Q: We tend to assume that if a translation tool is AI-powered, it will provide an accurate version of a text. But as you point out, such tools can be fallible.

Yes, and that’s why tools like Facebook Translate should come with a disclaimer highlighting that translated texts may contain errors. If an exceedingly narrow or incomplete dataset is being used, perhaps because it’s a non-Western language, it can mean wildly less-accurate translations.

It’s important to highlight this because otherwise people can lean toward “automation bias” — that is, they can choose to accept that a computer-generated solution is accurate even in the face of contradictory evidence and common sense. I’m sure we’re all familiar with those stories of people who have driven into rivers, such is their dedication to trusting their GPS systems.

Q: What other issues do we need to consider as AI’s impact on our lives becomes more far-reaching?

As organizations invest in AI-related products, they should take steps to counter the risk of bias in AI systems more generally.

Companies use technologies such as deep learning to help them feed their computer networks vast quantities of information so that they recognize patterns more quickly. But for all their enormous potential, current success is based on fitting to patterns of historical training data. There’s still much work to do to train models how to reason. They can only be trained to find patterns in historical data.

The problem is that this training data isn’t neutral — it can easily reflect the biases of the people who put it together. That means it can encode trends and patterns that reflect and perpetuate prejudice and harmful stereotypes.

This has led to voice recognition software that struggles to understand women, a crime prediction algorithm that targets black neighborhoods, and an online ad platform that is more likely to show men highly paid executive jobs.

Q: You’re saying that inadvertently biased datasets lead to biased AI.

Yes, absolutely. And in a world where computer science graduates are primarily white or Asian males, that means there is a real risk of institutionalizing bias as we institutionalize AI.

However, unless we take steps to explicitly program algorithms to address the risk of bias, they will continue to be riddled with them.

Q: How can we guard against bias, and ensure that AI is something that can give everyone more opportunities?

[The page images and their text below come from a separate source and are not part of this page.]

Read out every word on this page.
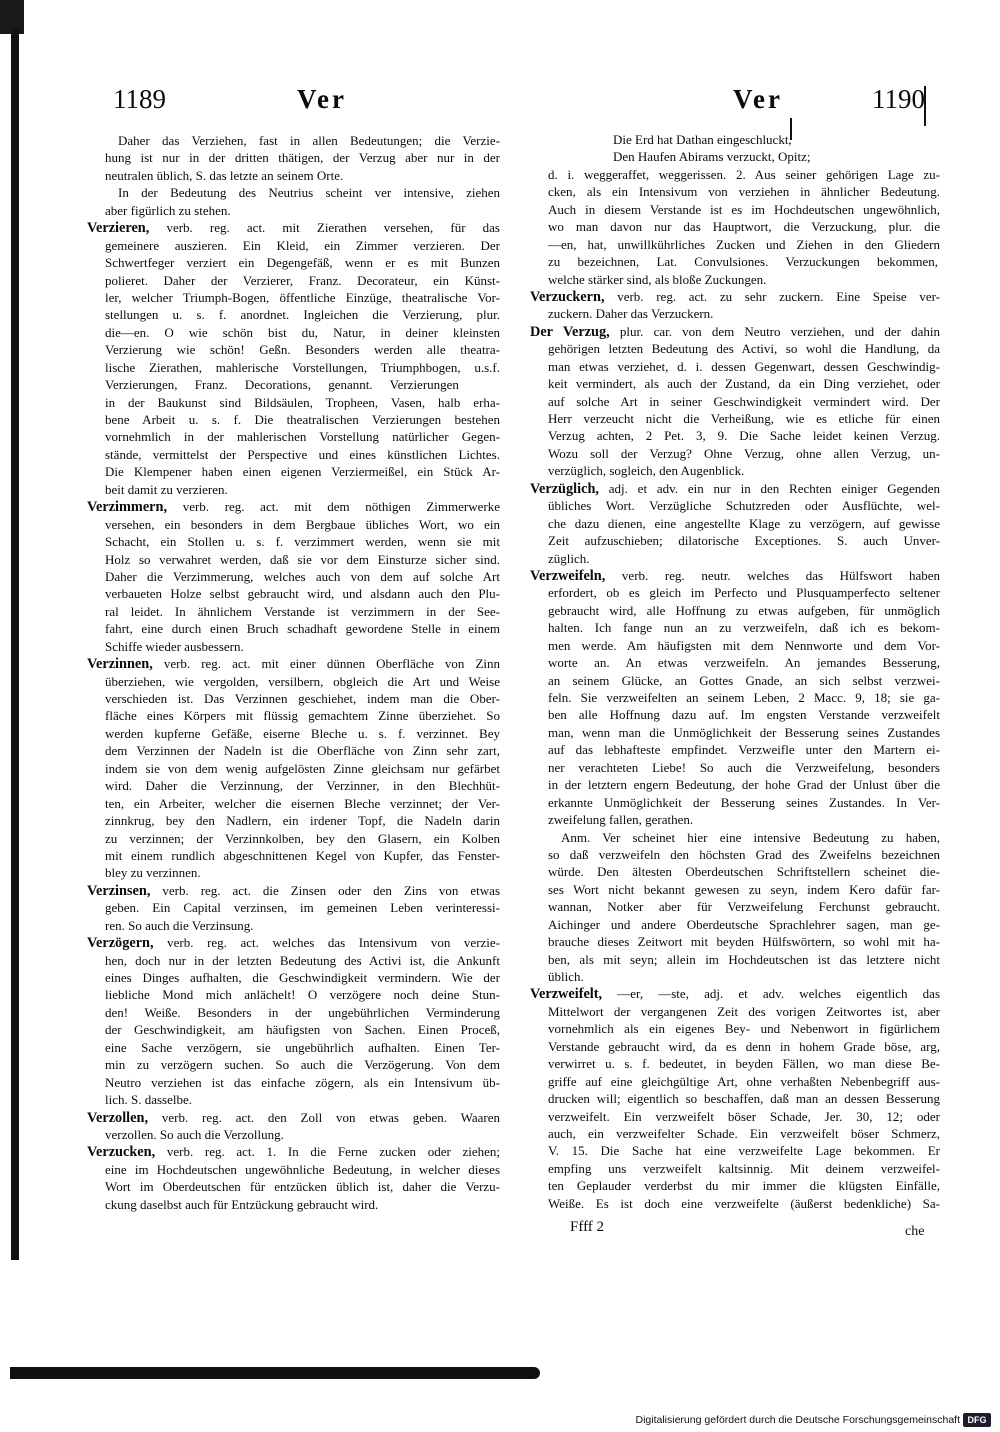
1189	Ver	Ver	1190
Daher das Verziehen, fast in allen Bedeutungen; die Verzie-
hung ist nur in der dritten thätigen, der Verzug aber nur in der
neutralen üblich, S. das letzte an seinem Orte.
In der Bedeutung des Neutrius scheint ver intensive, ziehen
aber figürlich zu stehen.
Verzieren, verb. reg. act. mit Zierathen versehen, für das
gemeinere auszieren. Ein Kleid, ein Zimmer verzieren. Der
Schwertfeger verziert ein Degengefäß, wenn er es mit Bunzen
polieret. Daher der Verzierer, Franz. Decorateur, ein Künst-
ler, welcher Triumph-Bogen, öffentliche Einzüge, theatralische Vor-
stellungen u. s. f. anordnet. Ingleichen die Verzierung, plur.
die—en. O wie schön bist du, Natur, in deiner kleinsten
Verzierung wie schön! Geßn. Besonders werden alle theatra-
lische Zierathen, mahlerische Vorstellungen, Triumphbogen, u.s.f.
Verzierungen, Franz. Decorations, genannt. Verzierungen
in der Baukunst sind Bildsäulen, Tropheen, Vasen, halb erha-
bene Arbeit u. s. f. Die theatralischen Verzierungen bestehen
vornehmlich in der mahlerischen Vorstellung natürlicher Gegen-
stände, vermittelst der Perspective und eines künstlichen Lichtes.
Die Klempener haben einen eigenen Verziermeißel, ein Stück Ar-
beit damit zu verzieren.
Verzimmern, verb. reg. act. mit dem nöthigen Zimmerwerke
versehen, ein besonders in dem Bergbaue übliches Wort, wo ein
Schacht, ein Stollen u. s. f. verzimmert werden, wenn sie mit
Holz so verwahret werden, daß sie vor dem Einsturze sicher sind.
Daher die Verzimmerung, welches auch von dem auf solche Art
verbaueten Holze selbst gebraucht wird, und alsdann auch den Plu-
ral leidet. In ähnlichem Verstande ist verzimmern in der See-
fahrt, eine durch einen Bruch schadhaft gewordene Stelle in einem
Schiffe wieder ausbessern.
Verzinnen, verb. reg. act. mit einer dünnen Oberfläche von Zinn
überziehen, wie vergolden, versilbern, obgleich die Art und Weise
verschieden ist. Das Verzinnen geschiehet, indem man die Ober-
fläche eines Körpers mit flüssig gemachtem Zinne überziehet. So
werden kupferne Gefäße, eiserne Bleche u. s. f. verzinnet. Bey
dem Verzinnen der Nadeln ist die Oberfläche von Zinn sehr zart,
indem sie von dem wenig aufgelösten Zinne gleichsam nur gefärbet
wird. Daher die Verzinnung, der Verzinner, in den Blechhüt-
ten, ein Arbeiter, welcher die eisernen Bleche verzinnet; der Ver-
zinnkrug, bey den Nadlern, ein irdener Topf, die Nadeln darin
zu verzinnen; der Verzinnkolben, bey den Glasern, ein Kolben
mit einem rundlich abgeschnittenen Kegel von Kupfer, das Fenster-
bley zu verzinnen.
Verzinsen, verb. reg. act. die Zinsen oder den Zins von etwas
geben. Ein Capital verzinsen, im gemeinen Leben verinteressi-
ren. So auch die Verzinsung.
Verzögern, verb. reg. act. welches das Intensivum von verzie-
hen, doch nur in der letzten Bedeutung des Activi ist, die Ankunft
eines Dinges aufhalten, die Geschwindigkeit vermindern. Wie der
liebliche Mond mich anlächelt! O verzögere noch deine Stun-
den! Weiße. Besonders in der ungebührlichen Verminderung
der Geschwindigkeit, am häufigsten von Sachen. Einen Proceß,
eine Sache verzögern, sie ungebührlich aufhalten. Einen Ter-
min zu verzögern suchen. So auch die Verzögerung. Von dem
Neutro verziehen ist das einfache zögern, als ein Intensivum üb-
lich. S. dasselbe.
Verzollen, verb. reg. act. den Zoll von etwas geben. Waaren
verzollen. So auch die Verzollung.
Verzucken, verb. reg. act. 1. In die Ferne zucken oder ziehen;
eine im Hochdeutschen ungewöhnliche Bedeutung, in welcher dieses
Wort im Oberdeutschen für entzücken üblich ist, daher die Verzu-
ckung daselbst auch für Entzückung gebraucht wird.
Die Erd hat Dathan eingeschluckt,
Den Haufen Abirams verzuckt, Opitz;
d. i. weggeraffet, weggerissen. 2. Aus seiner gehörigen Lage zu-
cken, als ein Intensivum von verziehen in ähnlicher Bedeutung.
Auch in diesem Verstande ist es im Hochdeutschen ungewöhnlich,
wo man davon nur das Hauptwort, die Verzuckung, plur. die
—en, hat, unwillkührliches Zucken und Ziehen in den Gliedern
zu bezeichnen, Lat. Convulsiones. Verzuckungen bekommen,
welche stärker sind, als bloße Zuckungen.
Verzuckern, verb. reg. act. zu sehr zuckern. Eine Speise ver-
zuckern. Daher das Verzuckern.
Der Verzug, plur. car. von dem Neutro verziehen, und der dahin
gehörigen letzten Bedeutung des Activi, so wohl die Handlung, da
man etwas verziehet, d. i. dessen Gegenwart, dessen Geschwindig-
keit vermindert, als auch der Zustand, da ein Ding verziehet, oder
auf solche Art in seiner Geschwindigkeit vermindert wird. Der
Herr verzeucht nicht die Verheißung, wie es etliche für einen
Verzug achten, 2 Pet. 3, 9. Die Sache leidet keinen Verzug.
Wozu soll der Verzug? Ohne Verzug, ohne allen Verzug, un-
verzüglich, sogleich, den Augenblick.
Verzüglich, adj. et adv. ein nur in den Rechten einiger Gegenden
übliches Wort. Verzügliche Schutzreden oder Ausflüchte, wel-
che dazu dienen, eine angestellte Klage zu verzögern, auf gewisse
Zeit aufzuschieben; dilatorische Exceptiones. S. auch Unver-
züglich.
Verzweifeln, verb. reg. neutr. welches das Hülfswort haben
erfordert, ob es gleich im Perfecto und Plusquamperfecto seltener
gebraucht wird, alle Hoffnung zu etwas aufgeben, für unmöglich
halten. Ich fange nun an zu verzweifeln, daß ich es bekom-
men werde. Am häufigsten mit dem Nennworte und dem Vor-
worte an. An etwas verzweifeln. An jemandes Besserung,
an seinem Glücke, an Gottes Gnade, an sich selbst verzwei-
feln. Sie verzweifelten an seinem Leben, 2 Macc. 9, 18; sie ga-
ben alle Hoffnung dazu auf. Im engsten Verstande verzweifelt
man, wenn man die Unmöglichkeit der Besserung seines Zustandes
auf das lebhafteste empfindet. Verzweifle unter den Martern ei-
ner verachteten Liebe! So auch die Verzweifelung, besonders
in der letztern engern Bedeutung, der hohe Grad der Unlust über die
erkannte Unmöglichkeit der Besserung seines Zustandes. In Ver-
zweifelung fallen, gerathen.
Anm. Ver scheinet hier eine intensive Bedeutung zu haben,
so daß verzweifeln den höchsten Grad des Zweifelns bezeichnen
würde. Den ältesten Oberdeutschen Schriftstellern scheinet die-
ses Wort nicht bekannt gewesen zu seyn, indem Kero dafür far-
wannan, Notker aber für Verzweifelung Ferchunst gebraucht.
Aichinger und andere Oberdeutsche Sprachlehrer sagen, man ge-
brauche dieses Zeitwort mit beyden Hülfswörtern, so wohl mit ha-
ben, als mit seyn; allein im Hochdeutschen ist das letztere nicht
üblich.
Verzweifelt, —er, —ste, adj. et adv. welches eigentlich das
Mittelwort der vergangenen Zeit des vorigen Zeitwortes ist, aber
vornehmlich als ein eigenes Bey- und Nebenwort in figürlichem
Verstande gebraucht wird, da es denn in hohem Grade böse, arg,
verwirret u. s. f. bedeutet, in beyden Fällen, wo man diese Be-
griffe auf eine gleichgültige Art, ohne verhaßten Nebenbegriff aus-
drucken will; eigentlich so beschaffen, daß man an dessen Besserung
verzweifelt. Ein verzweifelt böser Schade, Jer. 30, 12; oder
auch, ein verzweifelter Schade. Ein verzweifelt böser Schmerz,
V. 15. Die Sache hat eine verzweifelte Lage bekommen. Er
empfing uns verzweifelt kaltsinnig. Mit deinem verzweifel-
ten Geplauder verderbst du mir immer die klügsten Einfälle,
Weiße. Es ist doch eine verzweifelte (äußerst bedenkliche) Sa-
Ffff 2	che
Digitalisierung gefördert durch die Deutsche Forschungsgemeinschaft DFG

We’re seeing a kind of a Wild West situation with AI and regulation right now. The scale at which businesses are adopting AI technologies isn’t matched by clear guidelines to regulate algorithms and help researchers avoid the pitfalls of bias in datasets.

We need to advocate for a better system of checks and balances to test AI for bias and fairness, and to help businesses determine whether certain use cases are even appropriate for this technology at the moment.

I also think it should be standard for companies to be able to explain the rationale behind the automated decision-making processes of their AI systems. That might involve keeping documentation so you can demonstrate how you trained your AI — sharing the examples you provided and highlighting their relevance.

Q: What else can companies do to advocate for a less-biased, more ethical AI?

It’s crucial to make diversity a priority whenever and wherever you’re embedding AI. A lack of diversity in AI affects what kinds of research we think are important, and the direction we think AI should go. It can affect whether tackling the issue of bias is seen as a priority or not.

If people are motivated and willing to spend time and energy on it and make sacrifices, this is an issue that could be turned around, and fast.

Put another way, we need diversity in our sets of technology creators, because otherwise we are not going to address challenges like bias that are likely to affect the majority of people in the world.

When problems don’t affect us, we don’t think they’re important, and we might not even know that these problems exist, because we’re not interacting with the people who are experiencing them. But it’s when we work for inclusion that the exponential benefits of AI can positively affect all of us.